Через два часа Алиса была в полной готовности делать дефиле по магазинным коридорам. Помимо телевизора, девушки купили очень тёплый свитер, бусы, тени, соль для ванн, в общем, еще 4 пакета разных «совершенно необходимых вещей». И наконец, устав и оголодав от прогулок, вбежали в кафе и уселись поглощать еду.
– Счастливая ты, Алис, и мужик классный, и богатый, и ещё и любит тебя.
– Ой, Арин. Перестань. А то сглазишь. Тьфу-тьфу-тьфу. Мужик, не спорю, классный. Но я как-то к этому счастью привыкнуть очень боюсь. Ты помнишь, как я жила, сколько на стены кидалась, как в кармане с 10 рублями ходила, так что, мне кажется, я заслужила всё это. Я очень ценю этот подарок Судьбы и сделаю всё, чтобы у меня его не забрали.
– Ну, да. Это я на почве расстройства из-за Серёги. Наговорил мне ерунды какой-то, а потом сам ещё и обиделся. И хорошо, что с работы ты ушла. Наш график и семейная жизнь – вещи несовместимые. Мы же с Сергеем по большей части из-за этого и ссоримся. Он в пять дома, а я в 10. И то, если ничего экстренного не случится. А у нас тут как раз случилось. Ведущих вызвали ночью, меня тоже, программу стали на утро писать по доктора этого.
– В смысле?
– Ты неужели не слышала? Сейчас все только это обсуждают.
– Ну, помню что-то. Мама вроде что-то рассказывала. Я сама особо в подробности не вдавалась. А что уж к нему пристали так, сотни людей сбивают прохожих. И редко кто интересуется, врач он или не врач. Не президент же. И даже не гаишник – это к ним в таких случаях внимание особенное – все разве что карты не раскладывают, посадят, или свои за «честь мундира» поборются и отмажут. Или он сын чей-нибудь?
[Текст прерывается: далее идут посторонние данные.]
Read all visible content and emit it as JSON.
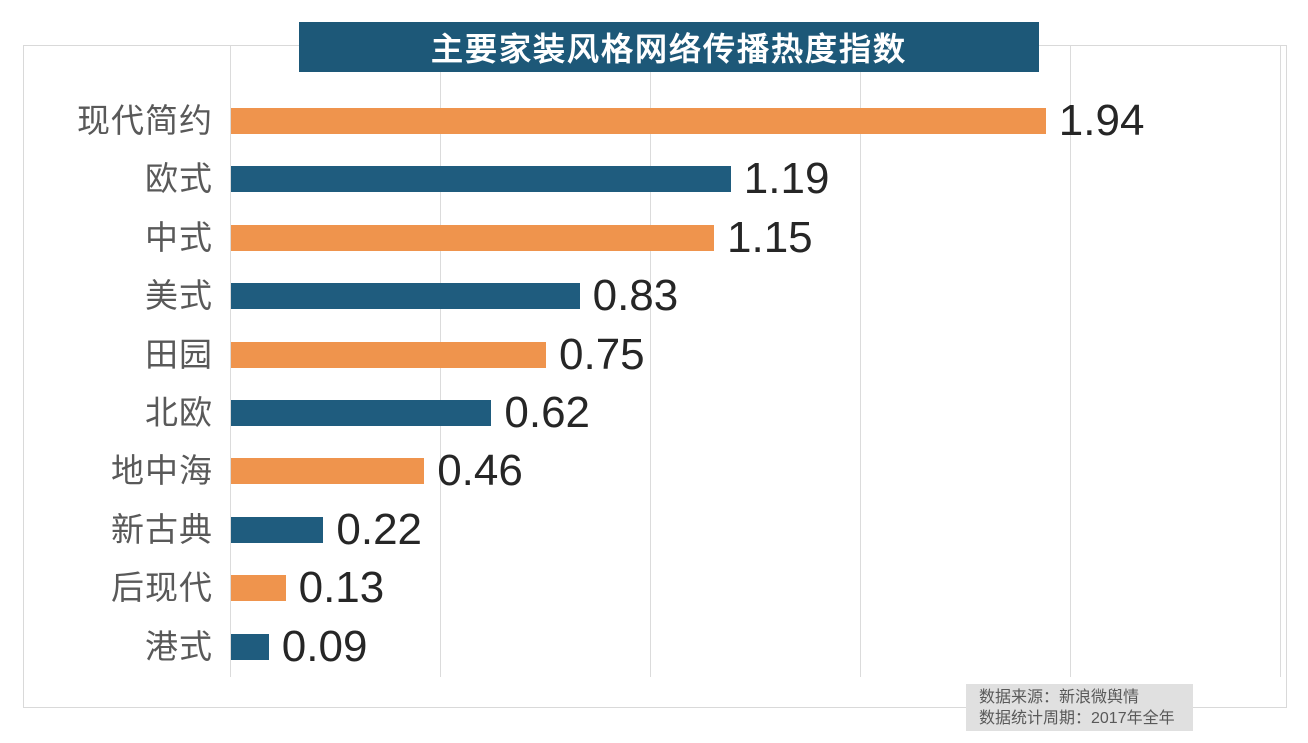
{
  "title": "主要家装风格网络传播热度指数",
  "chart_data": {
    "type": "bar",
    "orientation": "horizontal",
    "title": "主要家装风格网络传播热度指数",
    "categories": [
      "现代简约",
      "欧式",
      "中式",
      "美式",
      "田园",
      "北欧",
      "地中海",
      "新古典",
      "后现代",
      "港式"
    ],
    "values": [
      1.94,
      1.19,
      1.15,
      0.83,
      0.75,
      0.62,
      0.46,
      0.22,
      0.13,
      0.09
    ],
    "xlim": [
      0,
      2.5
    ],
    "grid_interval": 0.5,
    "grid": true,
    "value_labels_shown": true,
    "series_colors": [
      "#EF944D",
      "#1F5C7E"
    ]
  },
  "footer": {
    "line1": "数据来源：新浪微舆情",
    "line2": "数据统计周期：2017年全年"
  },
  "colors": {
    "accent_orange": "#EF944D",
    "accent_blue": "#1F5C7E",
    "title_bg": "#1D5878",
    "title_text": "#FFFFFF",
    "frame_border": "#D9D9D9",
    "grid_line": "#DBDBDB",
    "category_label": "#595959",
    "value_label": "#262626",
    "footer_bg": "#E0E0E0",
    "footer_text": "#595959"
  }
}
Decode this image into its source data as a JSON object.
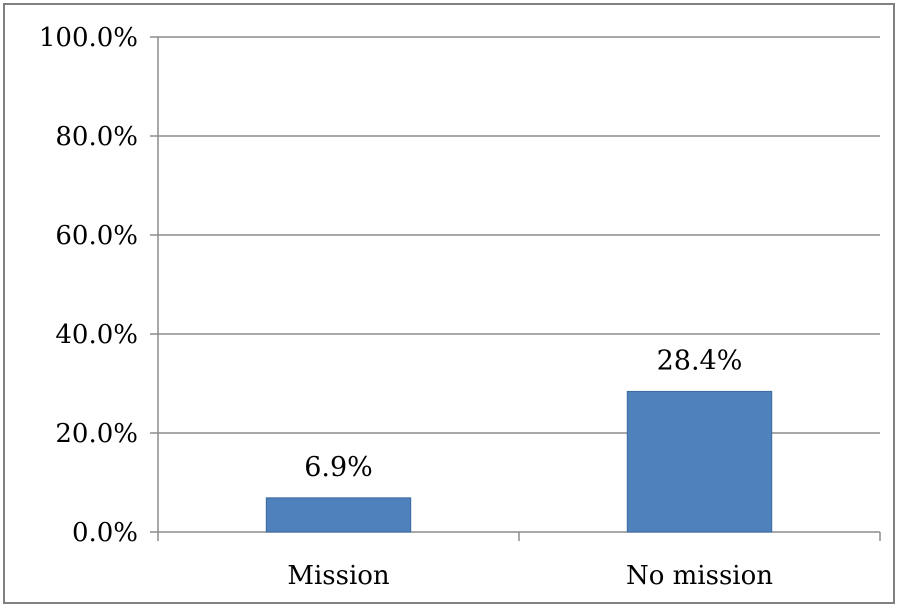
{
  "chart_data": {
    "type": "bar",
    "title": "",
    "xlabel": "",
    "ylabel": "",
    "categories": [
      "Mission",
      "No mission"
    ],
    "values": [
      6.9,
      28.4
    ],
    "data_labels": [
      "6.9%",
      "28.4%"
    ],
    "ylim": [
      0,
      100
    ],
    "yticks": [
      0,
      20,
      40,
      60,
      80,
      100
    ],
    "ytick_labels": [
      "0.0%",
      "20.0%",
      "40.0%",
      "60.0%",
      "80.0%",
      "100.0%"
    ],
    "grid": true,
    "legend": "none",
    "colors": {
      "bar": "#4F81BD",
      "bar_border": "#3C6B9E",
      "grid": "#8C8C8C",
      "axis": "#8C8C8C",
      "frame": "#808080"
    }
  }
}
– Ничей он не сын. Ну, в смысле чей-то, конечно, сын. Но дело не в этом. Помнишь, года три назад Асланова посадили?
– Помню. Но так там же вроде как коррупция налицо была.
– Ага. Тогда перинатальный центр в Питере ремонтировали. И всё никак закончить не могли. А тут в прокуратуре документы оказались, что главврач Асланов на этих делах большую денежку отмывает. И вместо перинатального дома ремонтирует дом на Рублёвке.
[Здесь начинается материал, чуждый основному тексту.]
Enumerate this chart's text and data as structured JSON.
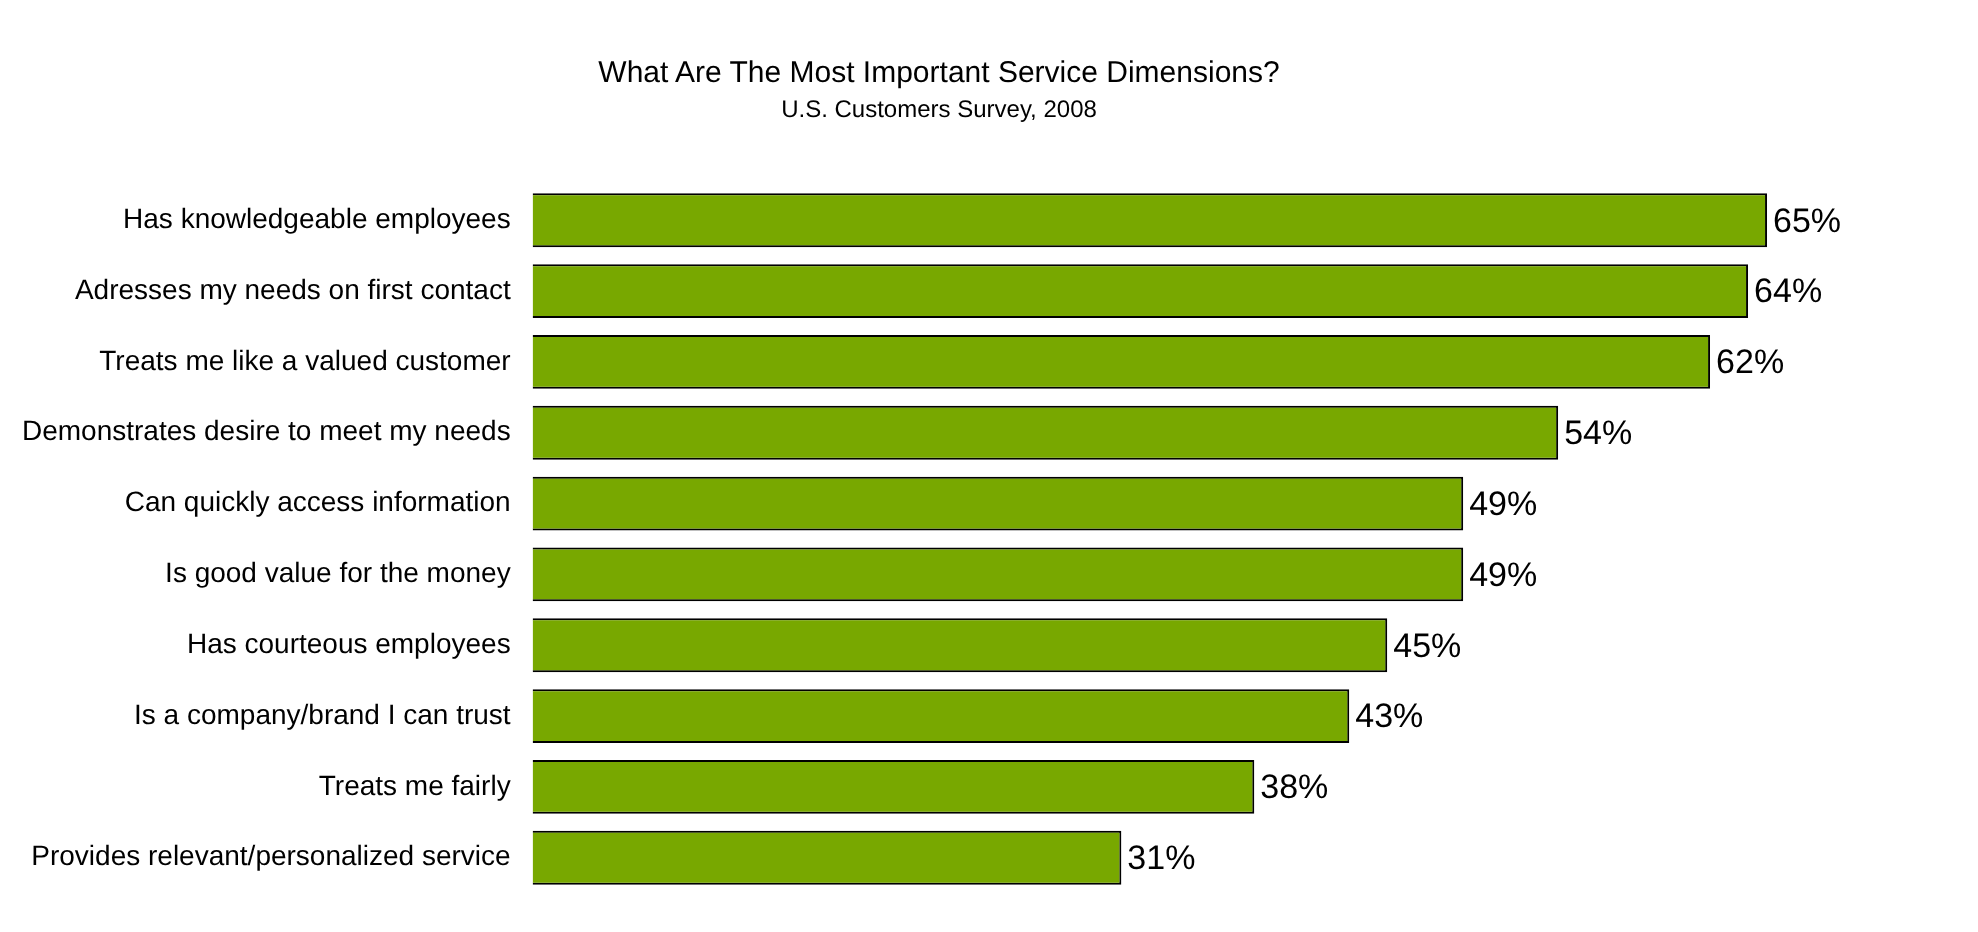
{
  "chart_data": {
    "type": "bar",
    "orientation": "horizontal",
    "title": "What Are The Most Important Service Dimensions?",
    "subtitle": "U.S. Customers Survey, 2008",
    "categories": [
      "Has knowledgeable employees",
      "Adresses my needs on first contact",
      "Treats me like a valued customer",
      "Demonstrates desire to meet my needs",
      "Can quickly access information",
      "Is good value for the money",
      "Has courteous employees",
      "Is a company/brand I can trust",
      "Treats me fairly",
      "Provides relevant/personalized service"
    ],
    "values": [
      65,
      64,
      62,
      54,
      49,
      49,
      45,
      43,
      38,
      31
    ],
    "value_labels": [
      "65%",
      "64%",
      "62%",
      "54%",
      "49%",
      "49%",
      "45%",
      "43%",
      "38%",
      "31%"
    ],
    "color": "#78a800"
  }
}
– Помню я всё это. А этот бедолага тут при чём? Он, вроде, даже к родовой деятельности отношения не имеет.
– Ага. К родовой не имеет. А к документам в прокуратуре имеет самое прямое отношение. В общем, это он сдал тогда Асланова.
– Зачем?
– Да кто их там разберет, зачем. Может, свои счёты какие, а может, честный такой. Потому как какой тварью был Асланов, когда работал, не мне тебе рассказывать.
– Это да…
– Сейчас аслановские братки и решили отыграться. Я не удивлюсь, что эту девку специально под машину кинули. И скандал такой тоже искусственно раздули. У нас, как известно, без прессы ничего не делают.
– Жалко мужика.
– Да, уж. Ему теперь никакой адвокат не поможет. Если, конечно, он правду не докажет. Хоть какую-нибудь.
– Ой, ладно, Арин, всё о грустном и о грустном. Я скоро только об этом враче думать буду. Везде только о нём говорят и пишут. Давай по чайку, а?